I do, however, feel strangely proprietorial about the
macération
– perhaps because Virgile and I dealt with it on our own, without the aid of Arnaud, who had disobligingly gone to an interview for an electrician's post.

It was clear as soon as the tap was turned that this was going to be quite unlike the traditional fermentations. So little juice emerged that I assumed there must be a blockage but Virgile explained that most of the wine was locked inside the grapes. Indeed, when he opened the porthole, it was clear that the grapes on most of the bunches piled high inside the cuve were more or less intact, looking almost perfect enough to eat. We tried them. They were little explodable capsules of rich, slightly effervescent winey juice. Every bunch had to be dragged out by hand, hence my arms being purple up past the elbows. We put four or five loads into the winepress and took it in turns to give each an exhausting double pressing. Then finally we tasted the results: immensely drinkable, intensely fruity, ‘red-fruity' to be specific, but smaller in quantity, Virgile tells me, than if the grapes had been conventionally fermented.

‘Oh well,
tant pis!
' say my aching arms. ‘You can have too much of a good thing.'

*

I have learned something important very late.

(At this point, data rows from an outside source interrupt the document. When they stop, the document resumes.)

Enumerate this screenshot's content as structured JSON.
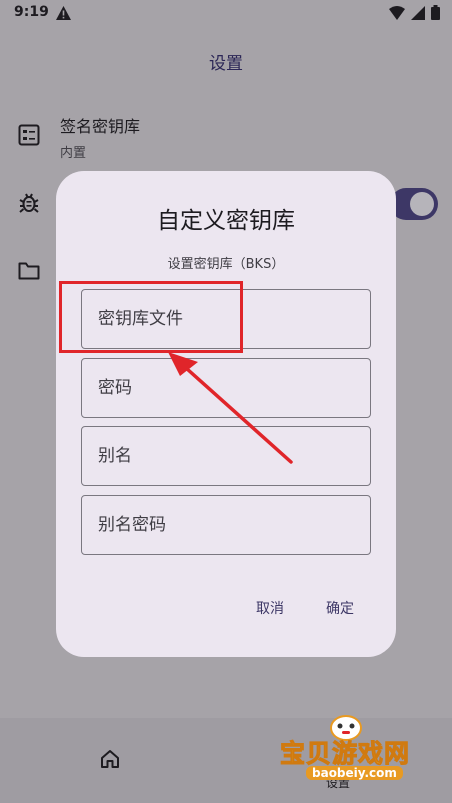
{
  "status_bar": {
    "time": "9:19"
  },
  "app_bar": {
    "title": "设置"
  },
  "settings": {
    "keystore": {
      "title": "签名密钥库",
      "subtitle": "内置"
    }
  },
  "dialog": {
    "title": "自定义密钥库",
    "subtitle": "设置密钥库（BKS）",
    "fields": {
      "keystore_file": {
        "placeholder": "密钥库文件"
      },
      "password": {
        "placeholder": "密码"
      },
      "alias": {
        "placeholder": "别名"
      },
      "alias_password": {
        "placeholder": "别名密码"
      }
    },
    "cancel_label": "取消",
    "confirm_label": "确定"
  },
  "bottom_nav": {
    "partial_label": "设置"
  },
  "watermark": {
    "text": "宝贝游戏网",
    "url": "baobeiy.com"
  },
  "colors": {
    "accent": "#3d3766",
    "highlight": "#e0252a",
    "dialog_bg": "#ece6f0",
    "scrim": "#a6a3a8"
  }
}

I now know that Uncle Milo's house is only twenty minutes' drive from what has ever since last night been my favourite restaurant.

But as I said, this life-changing discovery has come painfully late, for today Le Mimosa will be callously closing its menus for a five-month
fermeture annuelle
. The New Zealand cook and her Welsh wine-waiting husband will be paying monstrously self-centred visits to distant families and otherwise indulging unreasonable winter wanderlust, leaving me bereft. To make matters worse, the belated discovery was made in Saint Guiraud of all places – a village that I must have driven through two or three times every week since January, on my way to Virgile's. And most sickening of all, I owe my introduction not to Virgile but to Mme Gros.